I distrust big business. Big business does not follow Adam Smith's theory of how free markets impose discipline on the activity of buying and selling. It is implicit in the theory that each entity in the market, whether it be an individual, a small group of individuals (e.g., a family business), or a large group (e.g., a corporation) is motivated to continue existing as well as to make a profit. We have seen that in some large corporations, particularly banks, the individual managers have acted in ways that bring themselves more wealth and at the same time lead to the ruin of the corporation. It seems as though that although our courts have done as much as they can to endow corporations with all of the rights and obligations of humanhood they have failed to recognize that corporations lack a sense of self-preservation. The bankers at Bear Stearns and at Lehman Brothers were making out handsomely with bonuses while their banks were going broke.

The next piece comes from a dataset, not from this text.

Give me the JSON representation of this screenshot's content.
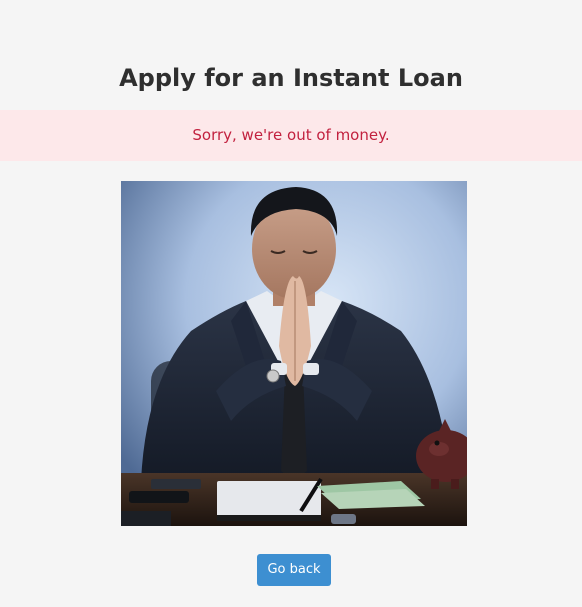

Unlike corporations, governments all have a strong sense of self-preservation. A government will fight like hell to keep from being destroyed or overthrown. Unlike a corporation, a government is able to enlist fierce loyalty among the people it governs. Even a repressive government can count on citizen loyalty if it is attacked by outsiders. Corporations often have the loyal support of the workers; they lack the same spirit of support among the stockholders and officers. It is the officers and stockholders who make the decisions that can lead to the demise of the corporation.

Both governments and corporations do mean or cruel things. Governments are motivated both by the fear of being overthrown by outsiders and by the need to maintain the support of a majority of the population. Corporations are motivated to provide profit to their managers and owners. These motivations can led to great cruelty and grievous mistakes. If a government makes a mistake, it is possible for the people to cause the government, or its successor, to atone for the mistake. The American government has atoned for the imprisonment of citizens of Japanese ancestry during World War II. The German government has atoned for the mass execution of Jews during the same war. Corporations are not under the pressure of public judgment to correct and atone for their mistakes. Laws can be enacted that require them to do so; they can evade the laws by simply going out of business.

I expect and welcome expressions of contrary points of view from my conservative friends.